Recession? What recession? As global stock markets barrel downwards on gloomy forecasts around extended Covid-lockdowns in China, the tanker markets keep on steaming ahead.

Beijing is partly at the centre of the shipping boom with a spate of major charters — state-owned refiner Unipec took eight vessels on its own — diving in to move oil to the Far East from the Middle East.

Spot rates for VLCCs rocketed 27% on that route last Friday alone, according to Fearnley Securities, with demand tightened by bad weather in Asia.

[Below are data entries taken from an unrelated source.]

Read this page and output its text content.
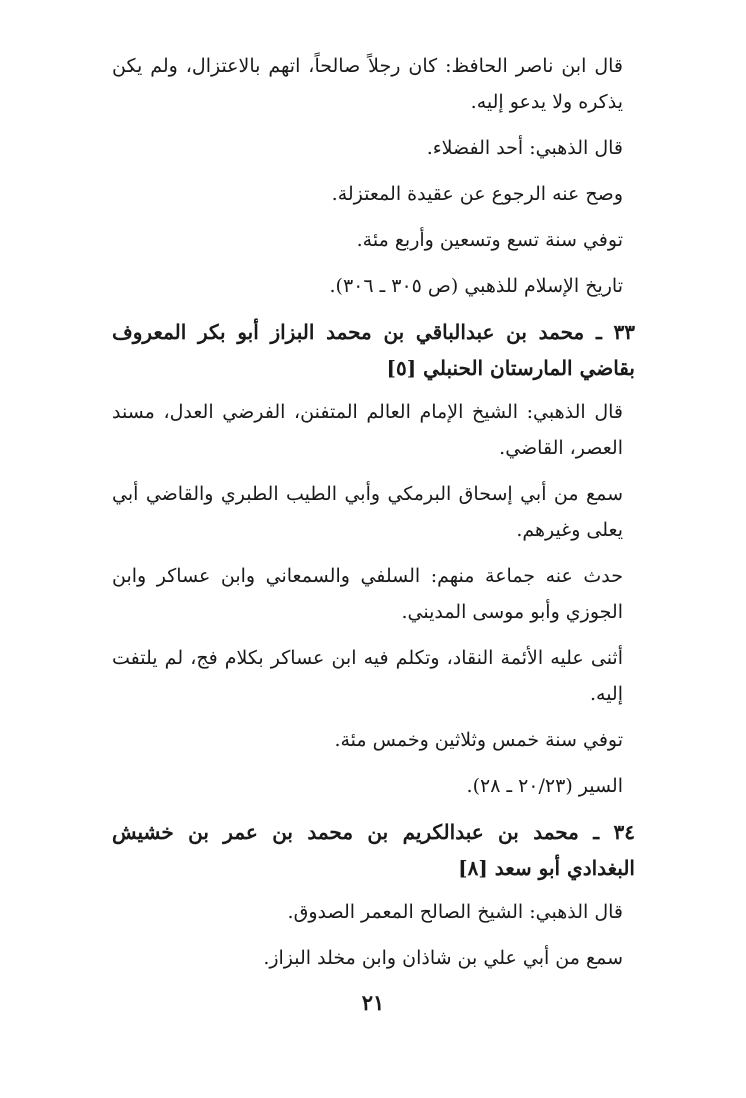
قال ابن ناصر الحافظ: كان رجلاً صالحاً، اتهم بالاعتزال، ولم يكن يذكره ولا يدعو إليه.

قال الذهبي: أحد الفضلاء.

وصح عنه الرجوع عن عقيدة المعتزلة.

توفي سنة تسع وتسعين وأربع مئة.

تاريخ الإسلام للذهبي (ص ٣٠٥ ـ ٣٠٦).

٣٣ ـ محمد بن عبدالباقي بن محمد البزاز أبو بكر المعروف بقاضي المارستان الحنبلي [٥]

قال الذهبي: الشيخ الإمام العالم المتفنن، الفرضي العدل، مسند العصر، القاضي.

سمع من أبي إسحاق البرمكي وأبي الطيب الطبري والقاضي أبي يعلى وغيرهم.

حدث عنه جماعة منهم: السلفي والسمعاني وابن عساكر وابن الجوزي وأبو موسى المديني.

أثنى عليه الأئمة النقاد، وتكلم فيه ابن عساكر بكلام فج، لم يلتفت إليه.

توفي سنة خمس وثلاثين وخمس مئة.

السير (٢٠/٢٣ ـ ٢٨).

٣٤ ـ محمد بن عبدالكريم بن محمد بن عمر بن خشيش البغدادي أبو سعد [٨]

قال الذهبي: الشيخ الصالح المعمر الصدوق.

سمع من أبي علي بن شاذان وابن مخلد البزاز.

٢١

The cost of hiring one of these “supertankers” was up 40% on the week.

Some put the surge down to Chinese refiners reducing demand for Russian crude in favour of supplies from the Middle East, West Africa and the US Gulf.

Nicolai Hansteen at Lorentzen & Co believes China is trying to take over from India as a producer of gasoil to the world market.

Another key driver is the European Union ban on Russian seaborne crude imports, which comes into force on 5 December.

The rate spike underlines the tight nature of the market as the Russian invasion of Ukraine and subsequent Western sanctions on Moscow alter trading patterns and increase many journey times.

Shipowners are scrambling to get in on the action with more tonnage. In the last three months, the average price of a secondhand VLCC has risen 18% to more than $84m while smaller suezmax values are up 22% on the year to just under $58m.

Shipowners are scrambling to get in on the action with more tonnage. In the last three months, the average price of a secondhand VLCC has risen 18% to more than $84m

The markets are also being helped by the fact that the cost of the key Brent blend crude has fallen from the 52-week high of $139 per barrel to the more sedate current level of $92 this week.

In fact, the September 2027 Brent futures contract is trading below $70 even as oil executives claim crude is heading into a new high-price era.

The oil price pullback is largely influenced by fears that the US Federal Reserve’s determination to curb inflation by raising interest rates will slow the global economy while China continues to lock down cities (and parts of the economy) over Covid.

The World Bank last week warned that we “may be edging toward a global recession in 2023 and a string of financial crises in emerging markets and developing economies”.

But for now, the tanker markets are in full swing and certainly not just for the VLCC sector, which has continued to be undermined by the “dark fleets” serving Iran and Venezuela under the radar screen — both metaphorically and actually. The latest reports put booming sales in hi-tech equipment to those willing to bust sanctions and hoping to avoid detection.

Capacity utilisation for product tankers over the past three months has been at 92%, the highest recorded figure for 20 years. That means it beats the highs notched up during the 2008 shipping mega-boom.

Last week, freight rates for the larger vessels slightly dipped but the chances of any global economic recession denting the clean tanker side of the shipping market are highly doubtful, argues Clarkson Securities.

This is partly because already in this calendar year product tanker demand has grown 7% more than any increased supply brought about by new vessels coming down the slipway.

The surge in the fortunes of the smaller tanker market is being driven by the same energy crisis due to the Russian invasion of Ukraine and growing efforts by Western nations to halt their Kremlin petroleum imports in favour of other providers often using ships, not pipelines.

Spot freight rates across the range of clean tankers averaged $40,000 a day in the third quarter and Clarksons is predicting so-called LR2 product carriers will be raking in $70,000 for the final three months of 2022.

This puts a pile of cash in the way of the sometimes overlooked product tanker sector, allowing it to pay down debt and even indulge in share buybacks as well as dividend payouts.

Clarksons calls the earnings positively “transformative”, while one VLCC operator (Delta Tankers) is said to have banked $9m alone on one voyage from the US Gulf to Singapore.

Clouds may loom on the economic horizon but the sun is blazing down on tankers right now.